Atomised
By Michel Houellebecq, 1998
Translated from the French by Frank Wynne.
On the surface, this is a novel about the breakdown of group ties in modern society—atomisation and anomie. The unifying theme is that sexual competition leads to human misery and loneliness. Sex and death. The vast, sweeping scope of the novel towards a vision of post-humanism and immortality is really a bookend structure, outlined in the prologue and epilogue.
Everything else is a chronicle of the bored and frustrated existence of two brothers, Michel and Bruno, whose experience of existence in the late 20th century is used by Houellebecq to form a larger critique of society. Houellebecq’s first novel Whatever was a confessional type journey into the bleak psychology of an individual akin to Notes from Underground. This, his second novel, takes the lives of these individuals and uses them to represent the whole of Western Society. Houellebecq lets his characters bob like jellyfish floating in the flotsam and jetsam of late 20th century social trends, then performs a bleak examination of their reality, looking for the possibility of free will. Comte, the founder of sociology, who argued that society was a real object but the individual was a fiction is referenced multiple times. So is Aldous Huxley, who, the characters argue, in Brave New World was the first to understand that society is driven by biology not just physics.
The novel is famous for being a bleak, pessimistic takedown of Western society, but it’s difficult not to notice a kind of weird, satirical delight in the bleakness. Despite the completeness of despair, loneliness and general failure of humanity outlined here, looking at it as pessimism presupposes taking Houellebecq wholly seriously.
Although he’s known for his factual deadpan scientism and characters who deliver infodumping rants that tell rather than show, Houellebecq’s style works really well when it finds a balance between misanthropy and hopefulness, with the narrative flow of hilarious situations and perspectives interspersed with powerful denunciations of society. It doesn’t work so well when he’s quite obviously lining up targets that he wants to dismantle, because he doesn’t take pot shots, he goes at his obsessions with a dreary relentlessness, folding and folding a basic theme and squeezing it out to the point of exhaustion.
One noticeable characteristic is the deliberate slippage of perspectives, moving in and out of the minds of minor characters in a way that sometimes feels somewhat lazy, and only really works because this is a novel of ideas.

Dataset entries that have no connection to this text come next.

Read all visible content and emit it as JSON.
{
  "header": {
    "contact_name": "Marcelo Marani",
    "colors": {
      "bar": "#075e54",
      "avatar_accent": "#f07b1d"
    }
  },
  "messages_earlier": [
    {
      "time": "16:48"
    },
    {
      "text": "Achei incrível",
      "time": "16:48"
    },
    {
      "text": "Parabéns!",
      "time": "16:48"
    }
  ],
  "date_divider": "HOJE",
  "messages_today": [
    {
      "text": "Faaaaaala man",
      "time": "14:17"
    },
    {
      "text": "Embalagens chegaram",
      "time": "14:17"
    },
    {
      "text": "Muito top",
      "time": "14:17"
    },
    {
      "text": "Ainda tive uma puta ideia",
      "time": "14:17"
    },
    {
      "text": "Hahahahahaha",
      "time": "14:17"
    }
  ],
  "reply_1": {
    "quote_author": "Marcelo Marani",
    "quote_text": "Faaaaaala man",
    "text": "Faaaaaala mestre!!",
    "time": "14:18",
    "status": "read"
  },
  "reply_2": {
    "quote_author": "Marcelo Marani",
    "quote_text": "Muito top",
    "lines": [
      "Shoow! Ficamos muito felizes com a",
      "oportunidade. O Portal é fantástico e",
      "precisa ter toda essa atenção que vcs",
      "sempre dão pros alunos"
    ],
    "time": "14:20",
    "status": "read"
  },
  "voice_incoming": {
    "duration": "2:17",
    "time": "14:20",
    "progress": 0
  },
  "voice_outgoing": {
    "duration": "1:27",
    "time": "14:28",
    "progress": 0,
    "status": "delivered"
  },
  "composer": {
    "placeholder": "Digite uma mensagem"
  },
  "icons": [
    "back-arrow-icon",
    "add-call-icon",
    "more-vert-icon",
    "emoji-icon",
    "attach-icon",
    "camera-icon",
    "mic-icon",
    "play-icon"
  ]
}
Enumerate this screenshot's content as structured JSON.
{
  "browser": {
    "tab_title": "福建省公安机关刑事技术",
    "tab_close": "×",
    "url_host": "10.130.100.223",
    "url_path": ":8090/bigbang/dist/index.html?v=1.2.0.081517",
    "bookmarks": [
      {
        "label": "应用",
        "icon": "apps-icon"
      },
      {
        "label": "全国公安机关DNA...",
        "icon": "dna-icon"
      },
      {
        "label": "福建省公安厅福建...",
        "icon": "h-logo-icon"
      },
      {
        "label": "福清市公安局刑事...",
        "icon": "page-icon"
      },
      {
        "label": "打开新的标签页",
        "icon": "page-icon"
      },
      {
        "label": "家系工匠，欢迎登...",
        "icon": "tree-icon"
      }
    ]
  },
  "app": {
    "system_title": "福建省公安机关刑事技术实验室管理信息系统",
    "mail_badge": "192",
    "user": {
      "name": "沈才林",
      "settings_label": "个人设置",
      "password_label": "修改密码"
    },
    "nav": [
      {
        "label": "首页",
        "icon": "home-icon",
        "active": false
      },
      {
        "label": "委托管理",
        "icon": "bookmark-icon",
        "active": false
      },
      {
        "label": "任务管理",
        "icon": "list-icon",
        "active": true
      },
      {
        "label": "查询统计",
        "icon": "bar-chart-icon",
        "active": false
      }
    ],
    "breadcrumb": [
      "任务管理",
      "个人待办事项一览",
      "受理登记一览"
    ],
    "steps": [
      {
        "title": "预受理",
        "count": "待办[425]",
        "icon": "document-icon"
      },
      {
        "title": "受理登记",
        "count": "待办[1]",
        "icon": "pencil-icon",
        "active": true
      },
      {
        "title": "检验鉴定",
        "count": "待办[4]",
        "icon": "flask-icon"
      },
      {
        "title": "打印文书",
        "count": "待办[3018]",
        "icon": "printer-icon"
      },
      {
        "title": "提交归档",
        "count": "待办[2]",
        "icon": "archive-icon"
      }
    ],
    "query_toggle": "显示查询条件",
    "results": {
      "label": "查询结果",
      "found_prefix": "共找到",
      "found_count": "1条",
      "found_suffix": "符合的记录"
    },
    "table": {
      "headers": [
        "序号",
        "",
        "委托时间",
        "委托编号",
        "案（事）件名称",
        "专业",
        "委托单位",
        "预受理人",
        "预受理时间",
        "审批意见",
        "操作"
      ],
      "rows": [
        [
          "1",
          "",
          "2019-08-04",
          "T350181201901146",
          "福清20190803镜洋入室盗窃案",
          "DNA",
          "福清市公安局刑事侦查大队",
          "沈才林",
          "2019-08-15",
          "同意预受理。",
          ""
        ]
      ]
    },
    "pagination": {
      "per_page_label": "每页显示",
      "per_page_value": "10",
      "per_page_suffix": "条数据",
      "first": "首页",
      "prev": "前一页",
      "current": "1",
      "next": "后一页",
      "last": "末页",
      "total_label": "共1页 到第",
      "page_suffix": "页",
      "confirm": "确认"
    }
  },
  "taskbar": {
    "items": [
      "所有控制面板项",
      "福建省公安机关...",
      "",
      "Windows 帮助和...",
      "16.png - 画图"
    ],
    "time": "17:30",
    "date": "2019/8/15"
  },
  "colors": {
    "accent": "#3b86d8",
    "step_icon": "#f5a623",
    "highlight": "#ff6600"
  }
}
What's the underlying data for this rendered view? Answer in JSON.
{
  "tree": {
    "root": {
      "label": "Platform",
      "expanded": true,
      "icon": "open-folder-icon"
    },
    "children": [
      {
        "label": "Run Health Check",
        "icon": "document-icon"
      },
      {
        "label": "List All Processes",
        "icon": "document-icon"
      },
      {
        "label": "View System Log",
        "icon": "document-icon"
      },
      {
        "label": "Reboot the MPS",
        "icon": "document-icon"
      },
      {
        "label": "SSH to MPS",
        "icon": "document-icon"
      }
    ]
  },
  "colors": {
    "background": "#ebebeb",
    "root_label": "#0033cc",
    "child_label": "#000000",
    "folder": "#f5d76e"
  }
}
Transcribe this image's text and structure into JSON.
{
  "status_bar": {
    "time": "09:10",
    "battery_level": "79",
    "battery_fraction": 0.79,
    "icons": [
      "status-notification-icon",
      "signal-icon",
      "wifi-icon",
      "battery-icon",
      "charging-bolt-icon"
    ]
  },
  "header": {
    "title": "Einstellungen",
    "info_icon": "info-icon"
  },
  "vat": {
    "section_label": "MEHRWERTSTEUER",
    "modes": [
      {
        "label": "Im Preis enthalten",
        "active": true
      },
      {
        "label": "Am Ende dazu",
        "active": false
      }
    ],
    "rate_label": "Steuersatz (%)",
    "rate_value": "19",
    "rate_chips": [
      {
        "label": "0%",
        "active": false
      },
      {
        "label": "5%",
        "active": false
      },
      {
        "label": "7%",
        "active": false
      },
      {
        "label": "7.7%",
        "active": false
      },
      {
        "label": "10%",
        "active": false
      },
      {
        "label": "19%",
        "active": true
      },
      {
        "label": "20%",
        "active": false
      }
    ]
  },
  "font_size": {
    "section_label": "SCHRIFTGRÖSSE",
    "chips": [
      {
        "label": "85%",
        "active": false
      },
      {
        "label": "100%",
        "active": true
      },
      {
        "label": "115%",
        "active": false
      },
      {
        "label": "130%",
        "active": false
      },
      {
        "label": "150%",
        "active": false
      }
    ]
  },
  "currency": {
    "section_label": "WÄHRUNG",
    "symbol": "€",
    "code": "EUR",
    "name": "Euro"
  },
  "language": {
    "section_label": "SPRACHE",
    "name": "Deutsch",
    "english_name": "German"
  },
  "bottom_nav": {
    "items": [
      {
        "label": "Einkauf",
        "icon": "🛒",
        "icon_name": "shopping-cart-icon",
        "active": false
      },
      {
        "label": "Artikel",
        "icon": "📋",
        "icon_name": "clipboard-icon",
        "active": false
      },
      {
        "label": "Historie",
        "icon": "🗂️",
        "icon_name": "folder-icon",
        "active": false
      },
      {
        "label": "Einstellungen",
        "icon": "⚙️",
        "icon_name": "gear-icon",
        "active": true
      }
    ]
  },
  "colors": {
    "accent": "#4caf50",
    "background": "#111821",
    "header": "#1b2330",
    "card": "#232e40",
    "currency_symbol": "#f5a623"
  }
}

People rarely read Atomised as an attack on patriarchal society, but I think it can quite easily be seen in this light regardless of whether or not Houellebecq meant it. The circumscribed existence and token destruction of all the main female characters, as well as the childish fixation with their body parts indicates a misogynistic tendency that permeates Houellebecq’s vision (whether unconscious or deliberately intended) but this doesn’t really seem all that different from the well known and widely published perspectives of many other men of his generation. It certainly doesn’t set him apart. But one potential conclusion of Atomised is that men are a pointless and violent evolutionary dead-end; that the world would be better off without them.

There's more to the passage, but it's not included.